Robert Reiter: It's always a discussion because we have, if it's truly metastatic, we've got drugs available so we have systemic therapy, but we do discuss it as perhaps this is an opportunity to actually get a significant amount of time off of a systemic therapy or without systemic therapy or perhaps even occasionally maybe we can actually change the course of the disease. So like many, we're kind of, we're doing it on an ad hoc basis but not really on the basis of clinical trial evidence.
So certainly we are using a lot of say, SBRT to patients who have oligometastatic disease, usually with a short course of hormonal therapy and then essentially seeing where we are and then if they fail, I personally don't favor doing it again and again and again, but rather at some point then transition to what's really standard of care. I think the danger is we have to remember we do have standards of care that actually have been proven to improve survival and just reiterating everything that we see, while it might feel good, we have to make sure that we're actually not doing harm by essentially withholding a treatment that can actually help that. So this is a discussion we have every day.

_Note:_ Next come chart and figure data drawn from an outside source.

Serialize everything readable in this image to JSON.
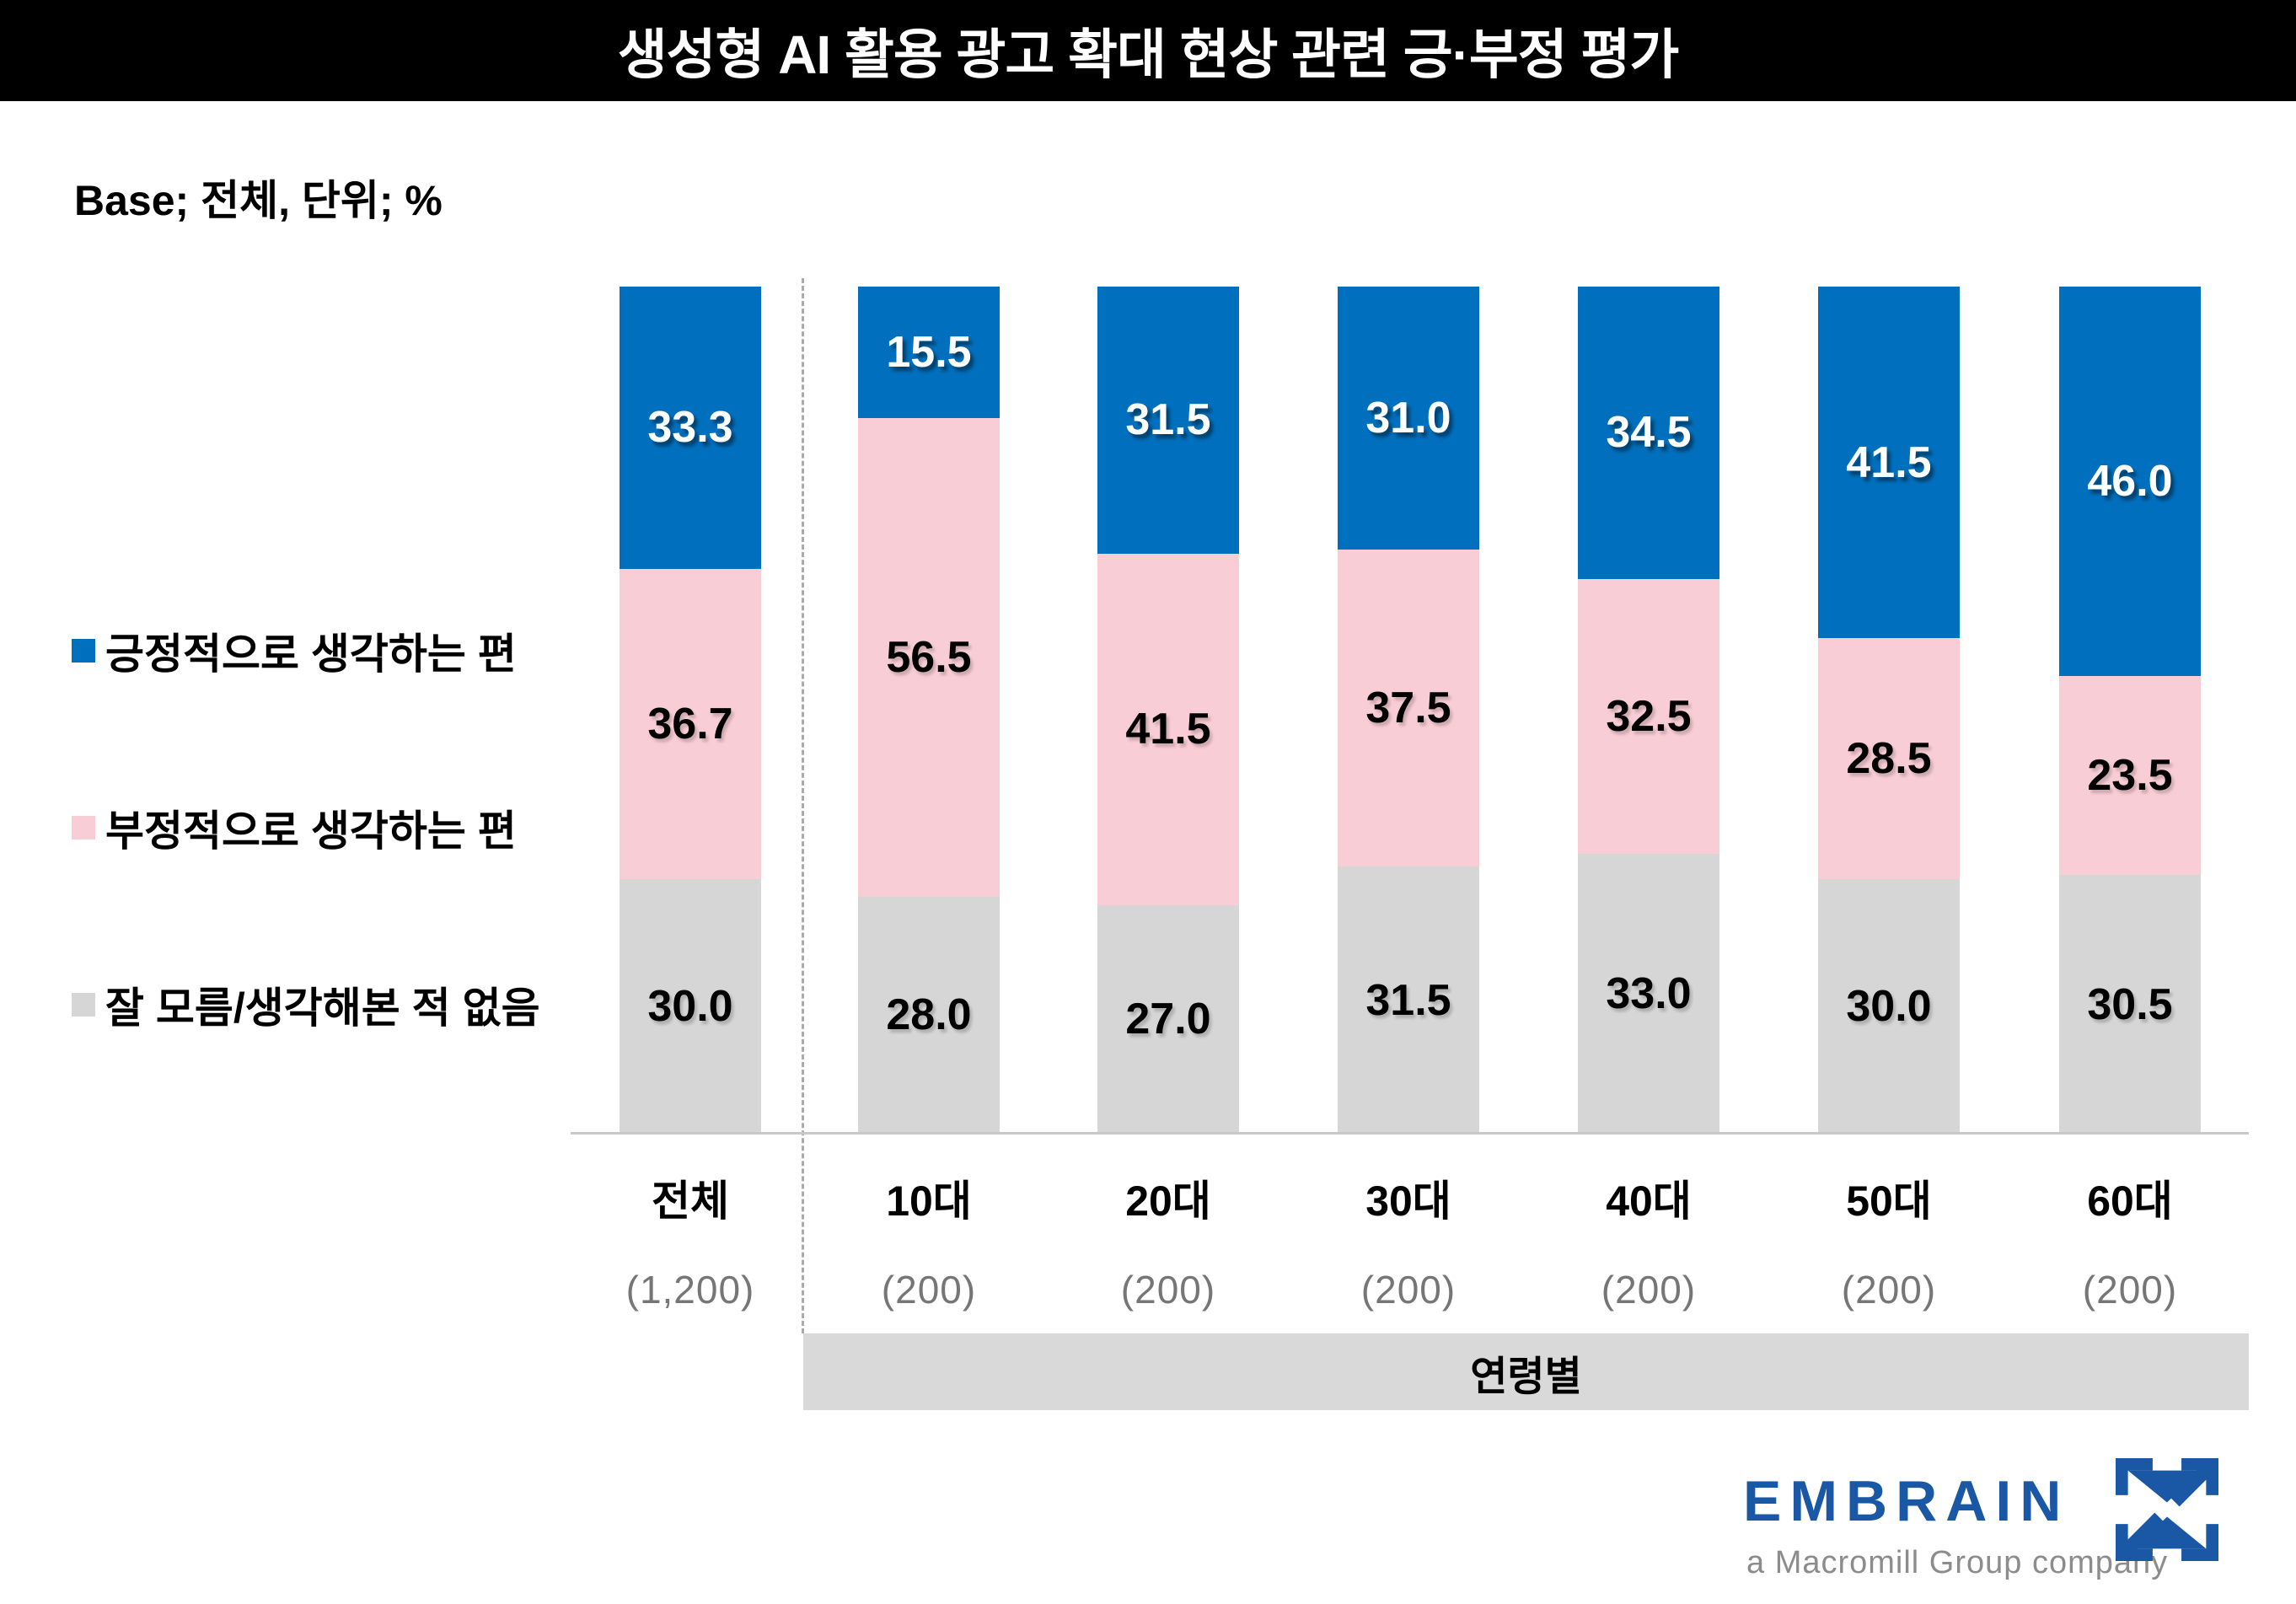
{
  "title": "생성형 AI 활용 광고 확대 현상 관련 긍·부정 평가",
  "base_note": "Base; 전체, 단위; %",
  "legend": [
    {
      "label": "긍정적으로 생각하는 편",
      "color": "#0070be"
    },
    {
      "label": "부정적으로 생각하는 편",
      "color": "#f9cdd5"
    },
    {
      "label": "잘 모름/생각해본 적 없음",
      "color": "#d6d6d6"
    }
  ],
  "chart_data": {
    "type": "bar",
    "stacked": true,
    "unit": "%",
    "title": "생성형 AI 활용 광고 확대 현상 관련 긍·부정 평가",
    "categories": [
      "전체",
      "10대",
      "20대",
      "30대",
      "40대",
      "50대",
      "60대"
    ],
    "bases": [
      "(1,200)",
      "(200)",
      "(200)",
      "(200)",
      "(200)",
      "(200)",
      "(200)"
    ],
    "series": [
      {
        "name": "긍정적으로 생각하는 편",
        "color": "#0070be",
        "values": [
          33.3,
          15.5,
          31.5,
          31.0,
          34.5,
          41.5,
          46.0
        ]
      },
      {
        "name": "부정적으로 생각하는 편",
        "color": "#f9cdd5",
        "values": [
          36.7,
          56.5,
          41.5,
          37.5,
          32.5,
          28.5,
          23.5
        ]
      },
      {
        "name": "잘 모름/생각해본 적 없음",
        "color": "#d6d6d6",
        "values": [
          30.0,
          28.0,
          27.0,
          31.5,
          33.0,
          30.0,
          30.5
        ]
      }
    ],
    "group_band_label": "연령별",
    "ylim": [
      0,
      100
    ],
    "grid": false,
    "legend_position": "left"
  },
  "footer": {
    "brand": "EMBRAIN",
    "brand_sub": "a Macromill Group company"
  }
}
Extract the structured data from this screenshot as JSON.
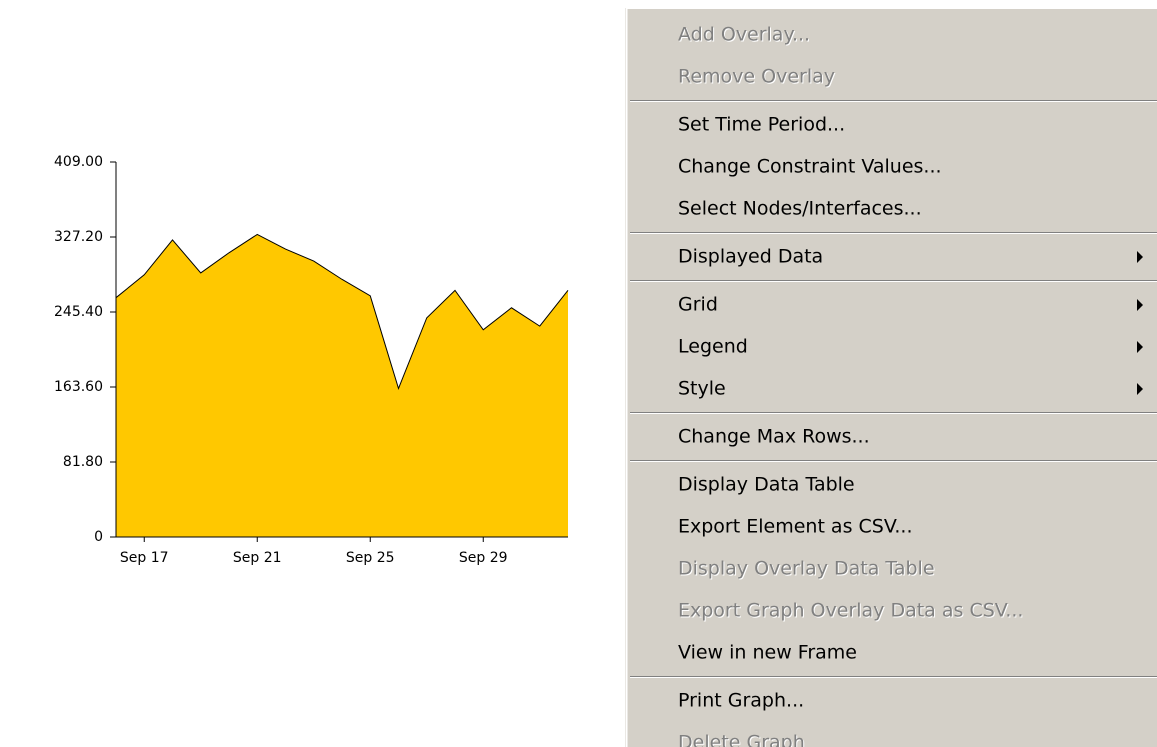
{
  "chart_data": {
    "type": "area",
    "color": "#ffc800",
    "line_color": "#000000",
    "categories": [
      null,
      "Sep 17",
      null,
      null,
      null,
      "Sep 21",
      null,
      null,
      null,
      "Sep 25",
      null,
      null,
      null,
      "Sep 29",
      null,
      null,
      null
    ],
    "values": [
      261,
      286,
      324,
      288,
      310,
      330,
      314,
      301,
      281,
      263,
      162,
      239,
      269,
      226,
      250,
      230,
      269
    ],
    "ylim": [
      0,
      409
    ],
    "yticks": [
      0,
      {
        "value": 81.8,
        "label": "81.80"
      },
      {
        "value": 163.6,
        "label": "163.60"
      },
      {
        "value": 245.4,
        "label": "245.40"
      },
      {
        "value": 327.2,
        "label": "327.20"
      },
      {
        "value": 409,
        "label": "409.00"
      }
    ]
  },
  "menu": {
    "groups": [
      [
        {
          "label": "Add Overlay...",
          "disabled": true
        },
        {
          "label": "Remove Overlay",
          "disabled": true
        }
      ],
      [
        {
          "label": "Set Time Period..."
        },
        {
          "label": "Change Constraint Values..."
        },
        {
          "label": "Select Nodes/Interfaces..."
        }
      ],
      [
        {
          "label": "Displayed Data",
          "submenu": true
        }
      ],
      [
        {
          "label": "Grid",
          "submenu": true
        },
        {
          "label": "Legend",
          "submenu": true
        },
        {
          "label": "Style",
          "submenu": true
        }
      ],
      [
        {
          "label": "Change Max Rows..."
        }
      ],
      [
        {
          "label": "Display Data Table"
        },
        {
          "label": "Export Element as CSV..."
        },
        {
          "label": "Display Overlay Data Table",
          "disabled": true
        },
        {
          "label": "Export Graph Overlay Data as CSV...",
          "disabled": true
        },
        {
          "label": "View in new Frame"
        }
      ],
      [
        {
          "label": "Print Graph..."
        },
        {
          "label": "Delete Graph",
          "disabled": true
        }
      ]
    ]
  }
}
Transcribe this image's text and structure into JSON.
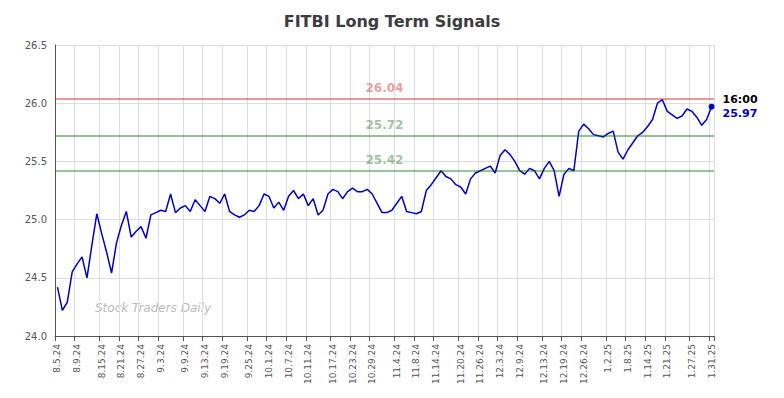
{
  "chart_data": {
    "type": "line",
    "title": "FITBI Long Term Signals",
    "color": "#0000cc",
    "categories": [
      "8.5.24",
      null,
      null,
      null,
      "8.9.24",
      null,
      null,
      null,
      null,
      "8.15.24",
      null,
      null,
      null,
      "8.21.24",
      null,
      null,
      null,
      "8.27.24",
      null,
      null,
      null,
      "9.3.24",
      null,
      null,
      null,
      null,
      "9.9.24",
      null,
      null,
      null,
      "9.13.24",
      null,
      null,
      null,
      "9.19.24",
      null,
      null,
      null,
      null,
      "9.25.24",
      null,
      null,
      null,
      "10.1.24",
      null,
      null,
      null,
      "10.7.24",
      null,
      null,
      null,
      "10.11.24",
      null,
      null,
      null,
      null,
      "10.17.24",
      null,
      null,
      null,
      "10.23.24",
      null,
      null,
      null,
      "10.29.24",
      null,
      null,
      null,
      null,
      "11.4.24",
      null,
      null,
      null,
      "11.8.24",
      null,
      null,
      null,
      "11.14.24",
      null,
      null,
      null,
      null,
      "11.20.24",
      null,
      null,
      null,
      "11.26.24",
      null,
      null,
      null,
      "12.3.24",
      null,
      null,
      null,
      "12.9.24",
      null,
      null,
      null,
      null,
      "12.13.24",
      null,
      null,
      null,
      "12.19.24",
      null,
      null,
      null,
      "12.26.24",
      null,
      null,
      null,
      null,
      "1.2.25",
      null,
      null,
      null,
      "1.8.25",
      null,
      null,
      null,
      "1.14.25",
      null,
      null,
      null,
      "1.21.25",
      null,
      null,
      null,
      null,
      "1.27.25",
      null,
      null,
      null,
      "1.31.25"
    ],
    "values": [
      24.42,
      24.22,
      24.29,
      24.55,
      24.62,
      24.68,
      24.5,
      24.78,
      25.05,
      24.88,
      24.72,
      24.54,
      24.8,
      24.95,
      25.07,
      24.85,
      24.9,
      24.94,
      24.84,
      25.04,
      25.06,
      25.08,
      25.07,
      25.22,
      25.06,
      25.1,
      25.12,
      25.07,
      25.17,
      25.12,
      25.07,
      25.2,
      25.18,
      25.14,
      25.22,
      25.07,
      25.04,
      25.02,
      25.04,
      25.08,
      25.07,
      25.12,
      25.22,
      25.2,
      25.1,
      25.15,
      25.08,
      25.2,
      25.25,
      25.18,
      25.22,
      25.12,
      25.18,
      25.04,
      25.08,
      25.22,
      25.26,
      25.24,
      25.18,
      25.24,
      25.27,
      25.24,
      25.24,
      25.26,
      25.22,
      25.14,
      25.06,
      25.06,
      25.08,
      25.14,
      25.2,
      25.07,
      25.06,
      25.05,
      25.07,
      25.25,
      25.3,
      25.36,
      25.42,
      25.37,
      25.35,
      25.3,
      25.28,
      25.22,
      25.35,
      25.4,
      25.42,
      25.44,
      25.46,
      25.4,
      25.55,
      25.6,
      25.56,
      25.5,
      25.42,
      25.39,
      25.44,
      25.42,
      25.35,
      25.44,
      25.5,
      25.42,
      25.2,
      25.39,
      25.44,
      25.42,
      25.76,
      25.82,
      25.78,
      25.73,
      25.72,
      25.71,
      25.74,
      25.76,
      25.58,
      25.52,
      25.6,
      25.66,
      25.72,
      25.75,
      25.8,
      25.86,
      26.0,
      26.03,
      25.93,
      25.9,
      25.87,
      25.89,
      25.95,
      25.93,
      25.88,
      25.81,
      25.86,
      25.97
    ],
    "ylim": [
      24.0,
      26.5
    ],
    "yticks": [
      {
        "value": 24.0,
        "label": "24.0"
      },
      {
        "value": 24.5,
        "label": "24.5"
      },
      {
        "value": 25.0,
        "label": "25.0"
      },
      {
        "value": 25.5,
        "label": "25.5"
      },
      {
        "value": 26.0,
        "label": "26.0"
      },
      {
        "value": 26.5,
        "label": "26.5"
      }
    ],
    "grid": true,
    "reference_lines": [
      {
        "value": 26.04,
        "label": "26.04",
        "color": "#cc0000"
      },
      {
        "value": 25.72,
        "label": "25.72",
        "color": "#006600"
      },
      {
        "value": 25.42,
        "label": "25.42",
        "color": "#006600"
      }
    ],
    "annotations": [
      {
        "text": "16:00",
        "anchor": "last_point"
      },
      {
        "text": "25.97",
        "anchor": "last_point",
        "color": "#0000cc"
      },
      {
        "text": "Stock Traders Daily",
        "anchor": "watermark",
        "color": "#bbbbbb"
      }
    ]
  }
}
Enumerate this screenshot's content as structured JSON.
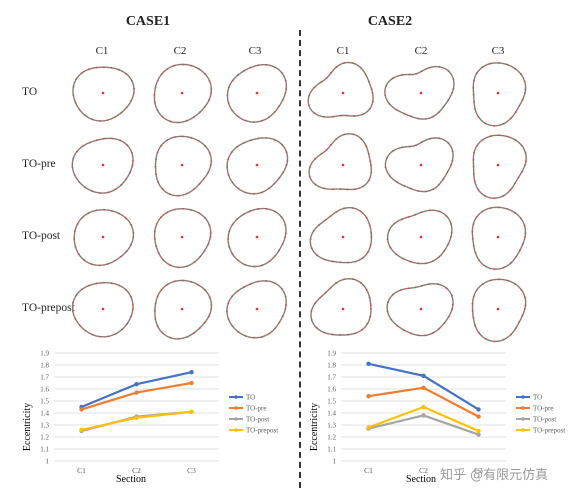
{
  "cases": [
    {
      "title": "CASE1",
      "columns": [
        "C1",
        "C2",
        "C3"
      ],
      "rows": [
        "TO",
        "TO-pre",
        "TO-post",
        "TO-prepost"
      ],
      "chart": {
        "xlabel": "Section",
        "ylabel": "Eccentricity"
      }
    },
    {
      "title": "CASE2",
      "columns": [
        "C1",
        "C2",
        "C3"
      ],
      "chart": {
        "xlabel": "Section",
        "ylabel": "Eccentricity"
      }
    }
  ],
  "chart_data": [
    {
      "type": "line",
      "categories": [
        "C1",
        "C2",
        "C3"
      ],
      "xlabel": "Section",
      "ylabel": "Eccentricity",
      "ylim": [
        1,
        1.9
      ],
      "yticks": [
        "1",
        "1.1",
        "1.2",
        "1.3",
        "1.4",
        "1.5",
        "1.6",
        "1.7",
        "1.8",
        "1.9"
      ],
      "legend": "right",
      "series": [
        {
          "name": "TO",
          "color": "#4472C4",
          "values": [
            1.45,
            1.64,
            1.74
          ]
        },
        {
          "name": "TO-pre",
          "color": "#ED7D31",
          "values": [
            1.43,
            1.57,
            1.65
          ]
        },
        {
          "name": "TO-post",
          "color": "#A5A5A5",
          "values": [
            1.25,
            1.37,
            1.41
          ]
        },
        {
          "name": "TO-prepost",
          "color": "#FFC000",
          "values": [
            1.26,
            1.36,
            1.41
          ]
        }
      ]
    },
    {
      "type": "line",
      "categories": [
        "C1",
        "C2",
        "C3"
      ],
      "xlabel": "Section",
      "ylabel": "Eccentricity",
      "ylim": [
        1,
        1.9
      ],
      "yticks": [
        "1",
        "1.1",
        "1.2",
        "1.3",
        "1.4",
        "1.5",
        "1.6",
        "1.7",
        "1.8",
        "1.9"
      ],
      "legend": "right",
      "series": [
        {
          "name": "TO",
          "color": "#4472C4",
          "values": [
            1.81,
            1.71,
            1.43
          ]
        },
        {
          "name": "TO-pre",
          "color": "#ED7D31",
          "values": [
            1.54,
            1.61,
            1.37
          ]
        },
        {
          "name": "TO-post",
          "color": "#A5A5A5",
          "values": [
            1.27,
            1.38,
            1.22
          ]
        },
        {
          "name": "TO-prepost",
          "color": "#FFC000",
          "values": [
            1.28,
            1.45,
            1.25
          ]
        }
      ]
    }
  ],
  "watermark": "知乎 @有限元仿真"
}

Philip Koo: Yeah. And I think that's a great reminder for a lot of the listeners, the fact that there are standard of care that's been tried and true and proven and I think it's a little too early to sort of throw that stuff away. A great point that you brought up in your talk was the idea of clinical trials and developing meaningful endpoints. So if you were speaking with someone who was planning a trial to incorporate this in the NGI and the oligometastatic disease space, what recommendations would you have with regards to meaningful endpoints?
Robert Reiter: In terms of endpoints, I think that the only really valid endpoints we have, historically, are survival. More recently we have time to progression or metastasis-free survival, which has been validated through Ice-CAP, mostly in the CRPC space, not so much in the hormone-sensitive space. So we need to, I think work to define what endpoints are actually valid. Kind of like was done with Ice-CAP to define metastasis-free disease so that we can actually identify endpoints, surrogate endpoints, so we could use within a reasonable period of time. I think the most important thing is consistency within, among trials as much as possible, but certainly within any given trial that the imaging is always done the same for within that trial so that we know what we're actually, the subset of patients that we're actually taking care of.
Philip Koo: So for the time being, you would think time to progression-
Robert Reiter: In time, I think, I think time to progression. I mean I think the STOMP trial would suggest a time to progression and time to systemic therapy is a starting point, but it will have to be validated with longer follow-up to see does that translate into either survival? Because it could be the opposite. We could be delaying systemic therapy and actually decreasing survival. We don't know.
Philip Koo: Great. Well thank you very much for your time and sharing your knowledge with us. It was a great experience for me personally as well. So thank you very much.
Robert Reiter: Pleasure to be here. Thanks.